# Taking imaginary integral and derivative

1. Nov 17, 2012

### chaotic

1. The problem statement, all variables and given/known data

when im solving quantum problem, i see an equation like e^(-kx) e^(icx) i is imaginary. how can i take the integral and derivative of this function

2. Relevant equations

e^ix ) cosx + isinx

3. The attempt at a solution

actually i tried e^x(-k+ic) and i said the derivative is just (-k+ic)* e^x(-k+ic) :)

2. Nov 17, 2012

### voko

What you did is correct. You can treat complex constants as if they were real in differentiation and integration. However, I would recommend getting some introductory text on complex analysis and study it at least until differentiation and integration are introduced.

3. Nov 17, 2012

### chaotic

4. Nov 17, 2012

### voko

That's because it is confused by the input.
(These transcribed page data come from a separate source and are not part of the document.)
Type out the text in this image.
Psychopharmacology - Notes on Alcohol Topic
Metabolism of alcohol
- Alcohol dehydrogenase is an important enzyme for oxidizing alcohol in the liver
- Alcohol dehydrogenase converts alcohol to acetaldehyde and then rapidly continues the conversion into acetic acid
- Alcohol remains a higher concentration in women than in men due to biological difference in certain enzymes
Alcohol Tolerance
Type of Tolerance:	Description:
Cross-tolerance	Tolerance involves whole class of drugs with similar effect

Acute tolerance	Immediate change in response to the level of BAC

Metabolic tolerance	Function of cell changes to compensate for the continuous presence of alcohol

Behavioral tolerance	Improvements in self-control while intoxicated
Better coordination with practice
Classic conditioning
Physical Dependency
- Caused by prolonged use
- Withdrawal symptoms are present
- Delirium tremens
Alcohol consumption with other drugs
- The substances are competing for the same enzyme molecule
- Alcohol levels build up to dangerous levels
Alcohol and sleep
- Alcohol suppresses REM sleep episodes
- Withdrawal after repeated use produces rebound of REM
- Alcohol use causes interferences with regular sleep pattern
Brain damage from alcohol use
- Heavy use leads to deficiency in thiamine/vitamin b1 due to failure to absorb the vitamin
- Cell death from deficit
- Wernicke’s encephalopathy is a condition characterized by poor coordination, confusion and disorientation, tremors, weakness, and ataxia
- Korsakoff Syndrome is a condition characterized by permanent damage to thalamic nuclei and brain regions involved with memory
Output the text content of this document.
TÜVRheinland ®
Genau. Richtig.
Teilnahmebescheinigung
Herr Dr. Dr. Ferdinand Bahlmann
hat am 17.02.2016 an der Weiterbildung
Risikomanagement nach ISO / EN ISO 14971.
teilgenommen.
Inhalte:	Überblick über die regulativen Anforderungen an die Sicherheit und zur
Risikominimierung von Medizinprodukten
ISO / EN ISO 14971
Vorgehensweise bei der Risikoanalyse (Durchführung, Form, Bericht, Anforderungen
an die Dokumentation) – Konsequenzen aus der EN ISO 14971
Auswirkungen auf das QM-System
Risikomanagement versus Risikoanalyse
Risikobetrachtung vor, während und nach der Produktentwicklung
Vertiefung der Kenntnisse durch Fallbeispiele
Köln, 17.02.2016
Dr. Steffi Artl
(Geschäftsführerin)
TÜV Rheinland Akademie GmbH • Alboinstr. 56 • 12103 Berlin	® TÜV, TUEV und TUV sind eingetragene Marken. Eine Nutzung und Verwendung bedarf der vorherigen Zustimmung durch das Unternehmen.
Note it treats "icx" as all caps CIX and assumes it is a constant.

5. Nov 17, 2012

### chaotic

agh :) thank you very much i understand now :)

6. Nov 17, 2012

### haruspex

Wolfram seems to have treated the second x as some constant X. In fact, it looks suspiciously as though it has interpreted "icx" as Roman Numerals "CIX" (109). Bizarre.

7. Nov 17, 2012

### chaotic

yes it is very confusing im trying to find solution for 2 hours just because of that it is funny it takes my precious time :)

8. Nov 17, 2012

### voko

A space after i and before c does wonders. But the output is still a bit odd.

9. Nov 17, 2012

### SammyS

Staff Emeritus
Yes, $\ \ i(c+i k) e^{-k x+i c x}\ \$ is a bit odd, isn't it?